Complementing our pharmacological approach is a variety of group treatments and rich advocacy and outreach programs. There are day treatment groups run for each ethnic group (Hmong, Lao, Latino, Cambodian, Vietnamese and Somali) with a focus geared to meet specific needs (Table 2). There are educational components built into each of these groups, including discussion about the proper use of medication for a variety of illnesses (including diabetes and hypertension), an understanding of medication side effects, importance of citizenship, job training options and raising children in the United States. In addition, CUHCC case workers assist patients directly with citizenship applications, immigration problems, disability filings, housing problems, job training, transportation problems and parenting troubles. Family sessions are convened when deemed appropriate. A legal firm offers on-site pro bono legal services for noncriminal matters to our patients.

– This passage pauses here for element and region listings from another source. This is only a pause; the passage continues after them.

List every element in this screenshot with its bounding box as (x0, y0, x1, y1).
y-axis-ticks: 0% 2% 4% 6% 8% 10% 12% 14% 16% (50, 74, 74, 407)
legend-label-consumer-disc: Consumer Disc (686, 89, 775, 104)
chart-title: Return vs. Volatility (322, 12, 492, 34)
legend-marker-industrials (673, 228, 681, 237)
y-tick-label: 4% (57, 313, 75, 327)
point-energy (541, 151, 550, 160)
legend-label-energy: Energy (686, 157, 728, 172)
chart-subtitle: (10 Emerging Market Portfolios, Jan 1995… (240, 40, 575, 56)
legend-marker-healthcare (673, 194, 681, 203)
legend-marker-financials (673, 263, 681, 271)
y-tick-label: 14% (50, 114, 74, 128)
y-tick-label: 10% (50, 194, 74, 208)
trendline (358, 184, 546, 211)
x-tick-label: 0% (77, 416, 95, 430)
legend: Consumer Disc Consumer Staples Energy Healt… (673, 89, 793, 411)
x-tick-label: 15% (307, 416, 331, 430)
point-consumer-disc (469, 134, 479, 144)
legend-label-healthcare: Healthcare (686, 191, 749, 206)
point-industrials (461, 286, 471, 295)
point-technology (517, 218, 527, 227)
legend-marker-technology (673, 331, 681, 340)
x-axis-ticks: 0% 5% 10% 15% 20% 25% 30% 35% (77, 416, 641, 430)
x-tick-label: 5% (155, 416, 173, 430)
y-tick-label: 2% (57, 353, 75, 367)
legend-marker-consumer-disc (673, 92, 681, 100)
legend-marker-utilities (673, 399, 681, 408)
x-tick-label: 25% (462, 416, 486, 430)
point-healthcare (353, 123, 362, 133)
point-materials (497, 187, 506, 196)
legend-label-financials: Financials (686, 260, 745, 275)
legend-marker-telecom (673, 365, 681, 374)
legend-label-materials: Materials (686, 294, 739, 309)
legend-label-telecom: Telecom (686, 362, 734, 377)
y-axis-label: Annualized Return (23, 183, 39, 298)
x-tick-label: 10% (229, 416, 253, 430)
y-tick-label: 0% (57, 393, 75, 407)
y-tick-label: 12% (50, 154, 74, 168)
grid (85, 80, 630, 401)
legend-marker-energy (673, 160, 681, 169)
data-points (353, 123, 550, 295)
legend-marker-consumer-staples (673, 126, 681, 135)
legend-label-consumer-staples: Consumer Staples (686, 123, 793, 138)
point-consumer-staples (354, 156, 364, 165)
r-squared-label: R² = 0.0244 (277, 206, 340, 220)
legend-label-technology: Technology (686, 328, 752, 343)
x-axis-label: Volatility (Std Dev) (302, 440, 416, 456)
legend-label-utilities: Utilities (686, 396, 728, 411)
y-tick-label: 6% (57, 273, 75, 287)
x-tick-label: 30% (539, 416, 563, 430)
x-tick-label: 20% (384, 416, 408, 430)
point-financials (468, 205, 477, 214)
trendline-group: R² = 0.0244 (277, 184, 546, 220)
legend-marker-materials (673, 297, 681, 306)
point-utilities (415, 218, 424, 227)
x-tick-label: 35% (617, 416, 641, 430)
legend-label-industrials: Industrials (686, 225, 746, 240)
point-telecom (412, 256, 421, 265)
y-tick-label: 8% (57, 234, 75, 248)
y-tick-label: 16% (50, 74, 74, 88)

Providing medical and psychiatric services to refugees with diverse civilian and military traumas and the panoply of problems attendant upon the uprooting and forced migration of entire ethnic groups is a daunting challenge. Balancing out this diversity is a simultaneous awareness that humans have many similarities by virtue of their common humanity. The refugee mental health programs at CUHCC have endeavored to provide a combination of both generic and specific programs to meet the changing needs of these refugee groups.